Esta constatação levou os pesquisadores a reanalisar morfologicamente os espécimes dos Penedos e outra surpresa veio, as características físicas levavam a identificação do A. maculatus. O que temos nos Penedos então é uma população que é geneticamente ligada a uma espécie e morfologicamente ligada a outra. Provavelmente é um híbrido, uma junção entre espécies de um gênero que iniciou sua diferenciação há 4 milhões de anos atrás, quando o surgimento do istmo do Panamá separou a população dos trombetas entre os oceanos Atlântico e Pacífico, gerando A. maculatus e A. chinensis, respectivamente. O A. chinensis se espalhou pelos oceanos Pacífico e Indico, até que exemplares desta espécie adentraram o Atlântico leste, via África do Sul, que se transformou na espécie da costa africana A. strigosus. A mesma espécie que cruzou o Atlântico, e agora nos Penedos e na costa brasileira reencontra a espécie original e volta a misturar suas características, depois de 4 milhões de anos de isolamento!!!

 
O peixe trombeta, com coloração amarela.   O peixe trombeta apresenta o comportamento da caça coletiva, onde geralmente acompanha outros peixes na captura de sua presa.
 
Muito comum na área de caulerpa, onde costuma ficar de tocaia para emboscar sua presa mais comum, o tesourinha (foto).   Com coloração vermelha.

 

 

 

Referências Científicas

Bowen, B.W.; A.L. Bass; L.A. Rocha; W.S. Grant & D.R. Robertson 2001 - Phylogeography of the trumpetfishes (Aulostomus): Ring species complex in a global scale. Evolution 55(5): 1029-1039.

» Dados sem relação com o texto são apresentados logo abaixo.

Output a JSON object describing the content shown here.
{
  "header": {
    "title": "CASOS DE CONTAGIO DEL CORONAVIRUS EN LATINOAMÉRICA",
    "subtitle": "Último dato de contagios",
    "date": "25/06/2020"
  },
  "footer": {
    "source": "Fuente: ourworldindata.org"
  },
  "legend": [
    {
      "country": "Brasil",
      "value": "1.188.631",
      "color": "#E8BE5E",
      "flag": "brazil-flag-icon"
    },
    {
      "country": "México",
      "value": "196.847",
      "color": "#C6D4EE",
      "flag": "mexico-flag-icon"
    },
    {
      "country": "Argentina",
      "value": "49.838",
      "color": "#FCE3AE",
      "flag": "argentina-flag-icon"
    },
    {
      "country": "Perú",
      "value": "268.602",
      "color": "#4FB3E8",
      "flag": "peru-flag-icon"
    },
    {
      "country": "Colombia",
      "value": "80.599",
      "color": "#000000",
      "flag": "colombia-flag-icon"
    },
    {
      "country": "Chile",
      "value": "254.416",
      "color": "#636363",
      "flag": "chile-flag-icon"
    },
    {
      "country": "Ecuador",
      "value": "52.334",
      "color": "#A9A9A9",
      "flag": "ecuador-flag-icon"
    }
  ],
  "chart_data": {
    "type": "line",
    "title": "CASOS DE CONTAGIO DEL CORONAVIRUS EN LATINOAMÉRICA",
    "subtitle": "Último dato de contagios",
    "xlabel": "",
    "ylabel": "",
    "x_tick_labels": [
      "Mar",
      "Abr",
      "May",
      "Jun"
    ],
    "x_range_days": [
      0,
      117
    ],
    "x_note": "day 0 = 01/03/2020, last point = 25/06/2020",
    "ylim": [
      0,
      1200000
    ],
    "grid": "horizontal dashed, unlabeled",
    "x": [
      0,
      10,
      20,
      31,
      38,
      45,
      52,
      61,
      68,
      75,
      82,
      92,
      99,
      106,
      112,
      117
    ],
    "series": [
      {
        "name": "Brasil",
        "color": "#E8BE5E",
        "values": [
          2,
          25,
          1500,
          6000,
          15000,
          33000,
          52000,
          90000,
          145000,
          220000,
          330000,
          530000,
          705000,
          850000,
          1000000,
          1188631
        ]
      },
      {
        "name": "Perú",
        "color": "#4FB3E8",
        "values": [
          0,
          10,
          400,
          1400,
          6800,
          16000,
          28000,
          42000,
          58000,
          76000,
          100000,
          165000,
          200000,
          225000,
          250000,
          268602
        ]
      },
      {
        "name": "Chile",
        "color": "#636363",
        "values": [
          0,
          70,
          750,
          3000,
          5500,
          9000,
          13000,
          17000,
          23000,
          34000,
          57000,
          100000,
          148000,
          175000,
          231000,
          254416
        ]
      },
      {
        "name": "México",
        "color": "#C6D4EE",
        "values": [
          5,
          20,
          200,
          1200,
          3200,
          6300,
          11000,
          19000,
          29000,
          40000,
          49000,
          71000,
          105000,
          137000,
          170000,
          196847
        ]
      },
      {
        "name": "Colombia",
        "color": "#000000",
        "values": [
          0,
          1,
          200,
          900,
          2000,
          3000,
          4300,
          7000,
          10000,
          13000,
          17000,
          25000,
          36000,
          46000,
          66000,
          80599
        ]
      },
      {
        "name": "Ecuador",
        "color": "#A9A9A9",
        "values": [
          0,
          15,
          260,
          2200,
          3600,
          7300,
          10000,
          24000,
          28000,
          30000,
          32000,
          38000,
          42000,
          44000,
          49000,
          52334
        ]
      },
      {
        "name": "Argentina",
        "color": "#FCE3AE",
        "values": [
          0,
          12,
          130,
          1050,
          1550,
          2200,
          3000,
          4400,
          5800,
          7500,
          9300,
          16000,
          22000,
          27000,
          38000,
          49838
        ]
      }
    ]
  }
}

Edwards, A. & R. Lubbock 1983 - The ecology of Saint Paul´s Rocks (Equatorial Atlantic). J. Zool., Lond. 200: 51-69.

Edwards, A. & R. Lubbock 1983 - Marine zoogeography of St. Paul´s Rocks. Journal of Biogeography 10: 65-72.

Floeter, S.R. & J.L. Gasparini 2000 - The southwestern Atlantic reef fish fauna: composition and zoogeographic patterns. Journal of Fish Biology 56: 1099-1114.

Goman, M.F. & R. Lubbock 1979 - A new hogfish of the genus Bodianus (Teleostei: Labridae) from islands of the mid-atlantic ridge. Northeast Gulf Science 3(2):104-111.

Joyeux, J.-C.; S. R. Floeter; C.E.L. Ferrreira & J.L. Gasparini 2001 - Biogeography of tropical reef fish: the South Atlantic puzzle. Journal of Biogeography 28(7), 831-841. Publicação ilustrada com fotografias feitas durante a expedição.

Lubbock, R. & A. Edwards 1980 - A new butterflyfish (Teleostei: Chaetodontidae) of the genus Chaetodon from Saint Paul´s Rocks. Rev. fr. Aquariol. 7: 13-16.

Lubbock, R. & A. Edwards 1981 - The fishes of Saint Paul´s Rocks. Journal of Fish Biology 18: 135-157.

Robertson, D.R. 2001 - Population maintenance among tropical reef fishes: inferences of small-island endemics. Proc. of Nat. Acad. of Sci. 98(10): 5667-5670.